Zanzibar president calls for unity, reconciliation

Hussein Mwinyi.

Zanzibar´s President Hussein Ali Mwinyi (right) takes an oath during the inauguration ceremony at Amaani Stadium in Amaani, Zanzibar, on November 2, 2020. PHOTO | PATRICK MEINHARDT | AFP

What you need to know:

  • The Zanzibar Electoral Commission (ZEC) on Thursday declared Mr Mwinyi the archipelago’s new president, hours after police arrested and later released his main challenger Seif Shariff Hamad of the opposition ACT-Wazalendo party.

Chama cha Mapinduzi’s Hussein Mwinyi, who was declared winner of the Zanzibar presidential election on Thursday, has struck a reconciliatory tone, saying the Zanzibar he envisaged will be built by “all Zanzibaris regardless of ideology”.

“Zanzibar is bigger and more important than our differences, and this victory is for all Zanzibaris,” he said, calling on the ruling party’s Chama cha Mapinduzi supporters to celebrate “in a civilised manner and without offending others as this victory would not be possible without competition”.

The Zanzibar Electoral Commission (ZEC) on Thursday declared Mr Mwinyi the archipelago’s new president, hours after police arrested and later released his main challenger Seif Shariff Hamad of the opposition ACT-Wazalendo party.

ZEC chairman Judge Hamid Mahmoud Hamid announced that Mr Mwinyi, the son of former Zanzibar and later Tanzania president Ali Hassan Mwinyi, had garnered 380,402 or 76 per cent of the total votes cast.
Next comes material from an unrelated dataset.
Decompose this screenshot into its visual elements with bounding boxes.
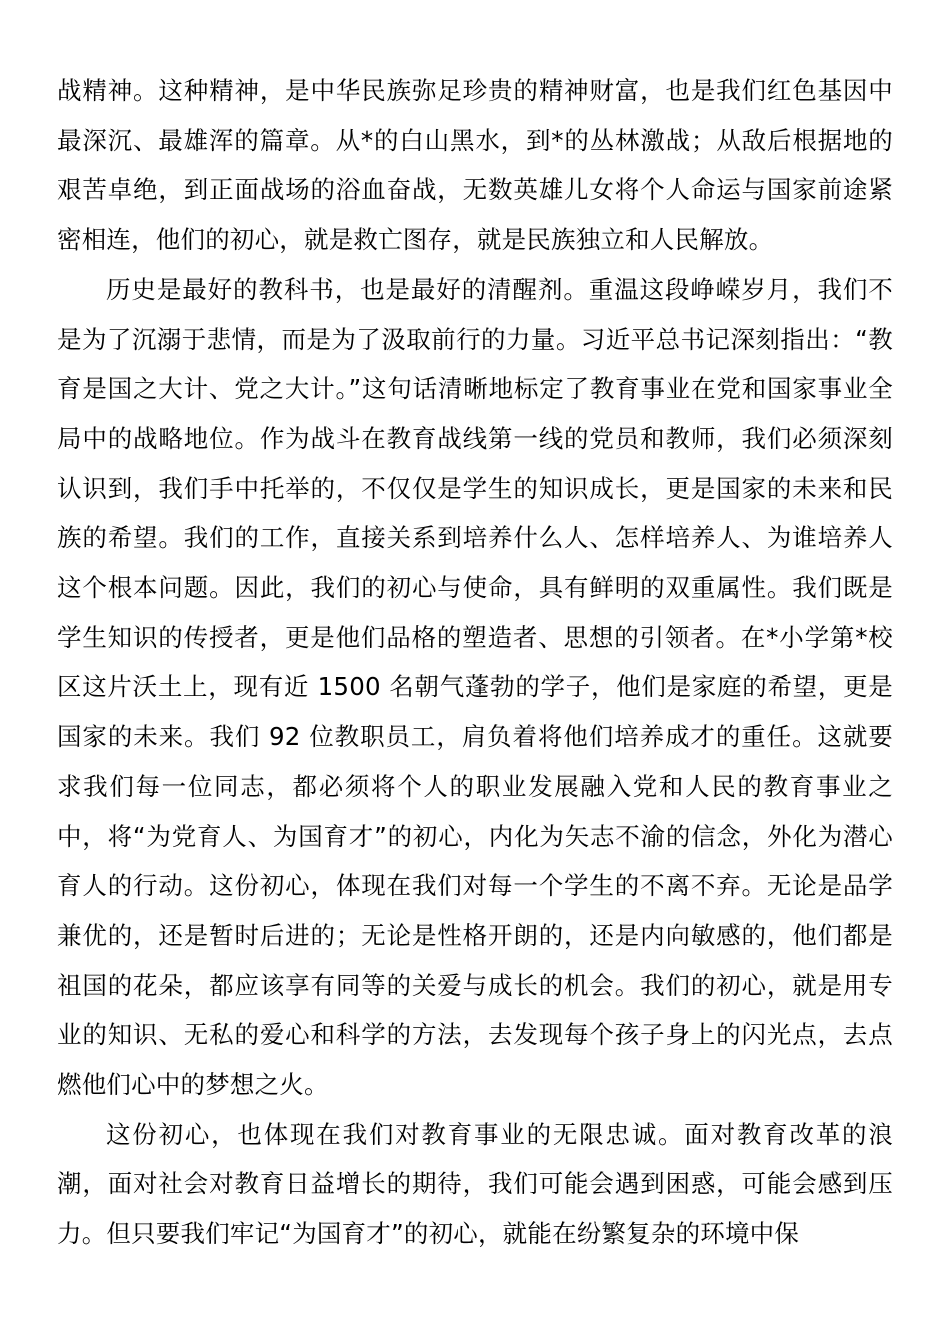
paragraph-history: 历史是最好的教科书，也是最好的清醒剂。重温这段峥嵘岁月，我们不是为了沉溺于悲情，…	[57, 265, 893, 1110]
document-page: 战精神。这种精神，是中华民族弥足珍贵的精神财富，也是我们红色基因中最深沉、最雄浑…	[57, 66, 893, 1259]
paragraph-continuation: 战精神。这种精神，是中华民族弥足珍贵的精神财富，也是我们红色基因中最深沉、最雄浑…	[57, 66, 893, 265]
paragraph-loyalty: 这份初心，也体现在我们对教育事业的无限忠诚。面对教育改革的浪潮，面对社会对教育日…	[57, 1110, 893, 1259]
His closest opponent Seif Shariff Hamad, 77, popularly known as Maalim Seif, making his sixth successive bid for president, got 19.87 per cent of the vote.

The 54-year-old Mr Mwinyi was Defence minister in the Tanzania Union government, and succeeds Ali Shein.

Zanzibar was rocked by violence when polling kicked off on Tuesday. Mr Hamad was arrested on Thursday as he called for what he described as “peaceful” street demonstrations after a tumultuous campaign in which ACT-Wazalendo supporters clashed with police.

It was his second arrest in two days following an earlier incident on Tuesday when he was taken into custody when he turned up to vote on a day set aside for members of Zanzibar’s special services, asserting that it was a ploy to “rig” the vote in advance.

He was released on police bail late on Thursday night. On Friday, he called a press conference to rail against the police’s rough treatment of ACT-Wazalendo official Ismail Jussa, who was arrested with him on Thursday. Mr Jussa, who sustained injuries during the fracas, was still in detention by late Friday.

By press time, neither Mr Hamad nor ACT-Wazalendo had made any more statements on ZEC’s announcement of the election result.